I'll just draw that on here, overlaying that here. Whenever x and y are the same, that would be points like right here at the origin, or at 1, 1, or at 2, 2, 3, 3, 4, 4, 5, 5, 6, 6, et cetera on that line. And also since they are opposites, that would also be-- when they're opposites, it's equal to 0 as well. That's also down this direction, and that actually continues in both directions, if you notice. 

All of those points on either of those two lines we have a slope of 0. So if you notice, we have horizontal tangents or horizontal line segments drawn there. They're very small line segments, and they represent what's happening at the center of that segment. That's when the slope is 0. 

Now, from there, I would take some other points, and we're going to make a table. I want to take some other points. So I've actually thought, OK, what about 1, 2? So that's above the 1, 1 line.

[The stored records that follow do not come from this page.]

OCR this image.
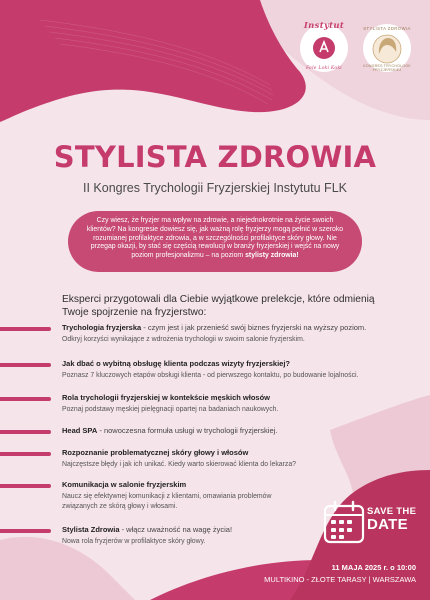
Instytut
Fele Loki Koki
STYLISTA ZDROWIA
KONGRES TRYCHOLOGII FRYZJERSKIEJ
STYLISTA ZDROWIA
II Kongres Trychologii Fryzjerskiej Instytutu FLK
Czy wiesz, że fryzjer ma wpływ na zdrowie, a niejednokrotnie na życie swoich klientów? Na kongresie dowiesz się, jak ważną rolę fryzjerzy mogą pełnić w szeroko rozumianej profilaktyce zdrowia, a w szczególności profilaktyce skóry głowy. Nie przegap okazji, by stać się częścią rewolucji w branży fryzjerskiej i wejść na nowy poziom profesjonalizmu – na poziom stylisty zdrowia!
Eksperci przygotowali dla Ciebie wyjątkowe prelekcje, które odmienią Twoje spojrzenie na fryzjerstwo:
Trychologia fryzjerska - czym jest i jak przenieść swój biznes fryzjerski na wyższy poziom.
Odkryj korzyści wynikające z wdrożenia trychologii w swoim salonie fryzjerskim.
Jak dbać o wybitną obsługę klienta podczas wizyty fryzjerskiej?
Poznasz 7 kluczowych etapów obsługi klienta - od pierwszego kontaktu, po budowanie lojalności.
Rola trychologii fryzjerskiej w kontekście męskich włosów
Poznaj podstawy męskiej pielęgnacji opartej na badaniach naukowych.
Head SPA - nowoczesna formuła usługi w trychologii fryzjerskiej.
Rozpoznanie problematycznej skóry głowy i włosów
Najczęstsze błędy i jak ich unikać. Kiedy warto skierować klienta do lekarza?
Komunikacja w salonie fryzjerskim
Naucz się efektywnej komunikacji z klientami, omawiania problemów
związanych ze skórą głowy i włosami.
Stylista Zdrowia - włącz uważność na wagę życia!
Nowa rola fryzjerów w profilaktyce skóry głowy.
SAVE THE
DATE
11 MAJA 2025 r. o 10:00
MULTIKINO - ZŁOTE TARASY | WARSZAWA
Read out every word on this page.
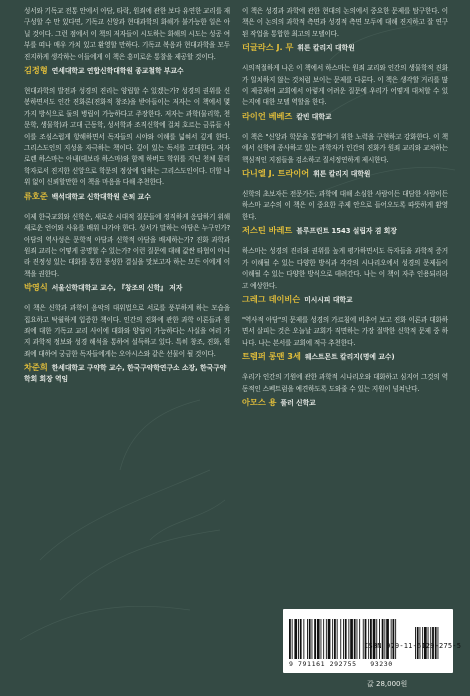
성서와 기독교 전통 안에서 아담, 타락, 원죄에 관한 보다 유연한 교리를 재구성할 수 만 있다면, 기독교 신앙과 현대과학의 화해가 불가능한 일은 아닐 것이다. 그런 점에서 이 책의 저자들이 시도하는 화해의 시도는 성공 여부를 떠나 매우 가치 있고 환영할 만하다. 기독교 복음과 현대과학을 모두 진지하게 생각하는 이들에게 이 책은 흥미로운 통찰을 제공할 것이다.

김정형 연세대학교 연합신학대학원 종교철학 부교수

현대과학의 발전과 성경의 진리는 양립할 수 있겠는가? 성경의 권위를 신봉하면서도 인간 진화론(진화적 창조)을 받아들이는 저자는 이 책에서 몇 가지 방식으로 둘의 병립이 가능하다고 주장한다. 저자는 과학(물리학, 천문학, 생물학)과 고대 근동학, 성서학과 조직신학에 걸쳐 호르는 금류들 사이를 조심스럽게 항해하면서 독자들의 시야와 이해를 넓혀서 깊게 한다. 그리스도인의 지성을 자극하는 책이다. 깊이 있는 독서를 고대한다. 저자 로렌 하스마는 아내(데보라 하스마)와 함께 하버드 학위를 지닌 천체 물리학자로서 진지한 신앙으로 학문의 정상에 임하는 그리스도인이다. 더할 나위 없이 신뢰할만한 이 책을 마음을 다해 추천한다.

류호준 백석대학교 신학대학원 은퇴 교수

이제 한국교회와 신학은, 새로운 시대적 질문들에 정직하게 응답하기 위해 새로운 언어와 사유를 배워 나가야 한다. 성서가 말하는 아담은 누구인가? 아담의 역사성은 문학적 아담과 신학적 아담을 배제하는가? 진화 과학과 원죄 교리는 어떻게 공명할 수 있는가? 이런 질문에 대해 값싼 타협이 아니라 진정성 있는 대화를 통한 풍성한 결실을 맛보고자 하는 모든 이에게 이 책을 권한다.

박영식 서울신학대학교 교수, 『창조의 신학』 저자

이 책은 신학과 과학이 음악의 대위법으로 서로를 풍부하게 하는 모습을 집요하고 탁월하게 입증한 책이다. 인간의 진화에 관한 과학 이론들과 원죄에 대한 기독교 교리 사이에 대화와 양립이 가능하다는 사실을 여러 가지 과학적 정보와 성경 해석을 통하여 설득하고 있다. 특히 창조, 진화, 원죄에 대하여 궁금한 독자들에게는 오아시스와 같은 선물이 될 것이다.

차준희 한세대학교 구약학 교수, 한국구약학연구소 소장, 한국구약학회 회장 역임

이 책은 성경과 과학에 관한 현대의 논의에서 중요한 문제를 탐구한다. 이 책은 이 논의의 과학적 측면과 성경적 측면 모두에 대해 진지하고 잘 연구된 작업을 통합한 최고의 모델이다.

더글라스 J. 무 휘튼 칼리지 대학원

시의적절하게 나온 이 책에서 하스마는 원죄 교리와 인간의 생물학적 진화가 일치하지 않는 것처럼 보이는 문제를 다룬다. 이 책은 생각할 거리를 많이 제공하며 교회에서 아렇게 어려운 질문에 우리가 어떻게 대처할 수 있는지에 대한 모델 역할을 한다.

라이언 베베즈 칼빈 대학교

이 책은 "신앙과 학문을 통합"하기 위한 노력을 구현하고 강화한다. 이 책에서 신학에 종사하고 있는 과학자가 인간의 진화가 원죄 교리와 교차하는 핵심적인 지점들을 검소하고 질서정연하게 제시한다.

다니엘 J. 트라이어 휘튼 칼리지 대학원

신학의 초보자든 전문가든, 과학에 대해 소심한 사람이든 대담한 사람이든 하스마 교수의 이 책은 이 중요한 주제 안으로 들어오도록 따뜻하게 환영한다.

저스틴 바레트 블루프린트 1543 설립자 겸 회장

하스마는 성경의 진리와 권위를 높게 평가하면서도 독자들을 과학적 증거가 이해될 수 있는 다양한 방식과 각각의 시나리오에서 성경의 문제들이 이해될 수 있는 다양한 방식으로 데려간다. 나는 이 책이 자주 인용되리라고 예상한다.

그레그 데이비슨 미시시피 대학교

"역사적 아담"의 문제를 성경의 가르침에 비추어 보고 진화 이론과 대화하면서 살피는 것은 오늘날 교회가 직면하는 가장 절박한 신학적 문제 중 하나다. 나는 본서를 교회에 적극 추천한다.

트렘퍼 롱맨 3세 웨스트몬트 칼리지(명예 교수)

우리가 인간의 기원에 관한 과학적 시나리오와 대화하고 심지어 그것의 역동적인 스펙트럼을 예견하도록 도와줄 수 있는 지원이 넘쳐난다.

아모스 용 풀러 신학교
9 791161 292755 93230
ISBN 979-11-6129-275-5
값 28,000원
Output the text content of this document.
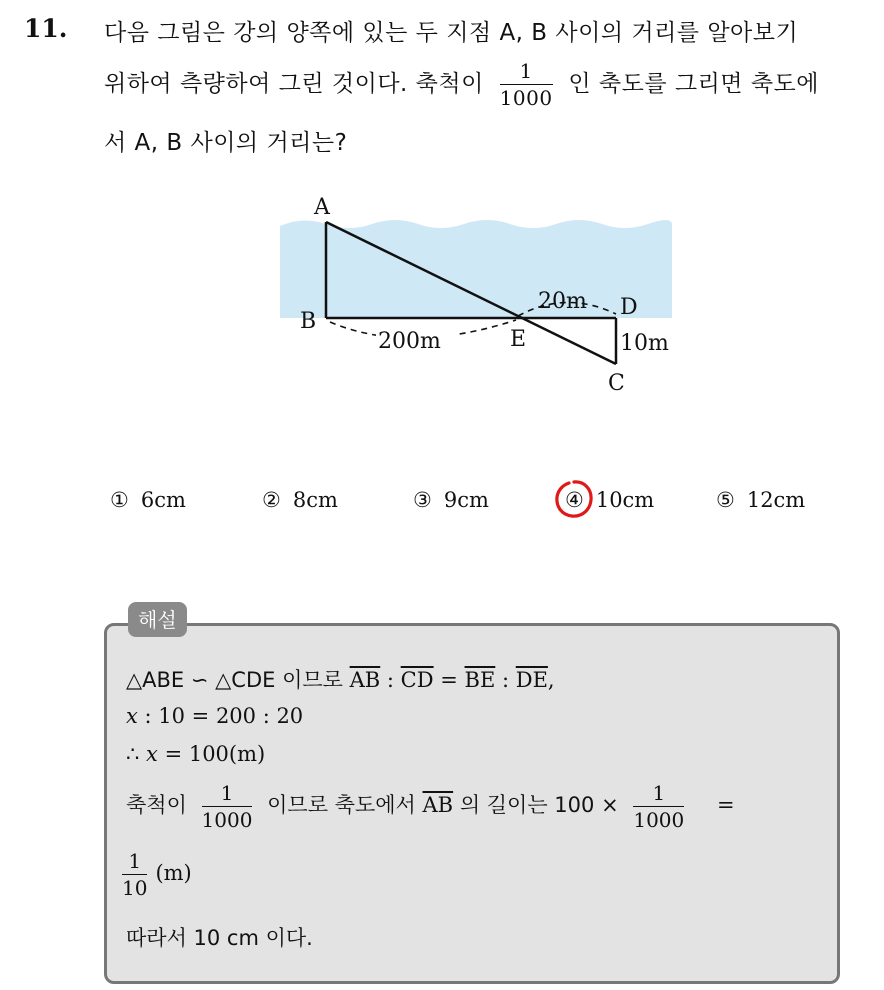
11. 다음 그림은 강의 양쪽에 있는 두 지점 A, B 사이의 거리를 알아보기
위하여 측량하여 그린 것이다. 축척이 $\frac{1}{1000}$ 인 축도를 그리면 축도에
서 A, B 사이의 거리는?
A
B
E
D
C
200m
20m
10m
① 6cm	② 8cm	③ 9cm	④ 10cm	⑤ 12cm
해설
△ABE ∽ △CDE 이므로 $\overline{AB}$ : $\overline{CD} = \overline{BE}$ : $\overline{DE}$,
x : 10 = 200 : 20
∴ x = 100(m)
축척이 $\frac{1}{1000}$ 이므로 축도에서 $\overline{AB}$ 의 길이는 $100 \times \frac{1}{1000}$ =
$\frac{1}{10} (m)$
따라서 10 cm 이다.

That would give me a representative point, and I would do this for a whole bunch of points, but I'm going to take the 0.12, and my y prime value is x squared minus y squared. 

That will be 1 squared minus 2 squared, or that's 1, and that would be minus 4, so negative 3. My slope at that point is negative 3, so I would draw a line segment at the point 1, 2 that has a slope of negative 3. And if you notice, that segment is already drawn there. It has a slope of negative 3. 

Now let's try another point. Just again, because of symmetry, we can actually determine some other values from these, but I'm not going to do 1,000 of them. Just a few. How about 2, 3? That would be 2 squared minus 3 squared. 

That would be 4 minus negative 5, and, again, if we look at our graph moving to the 0.23, you have something that has a slightly steeper slope of negative 5, or so it appears. All right, and we could continue this with many other points, and all we'd find is that this graph that's here that I've already created with technology matches the slope at every one of those points.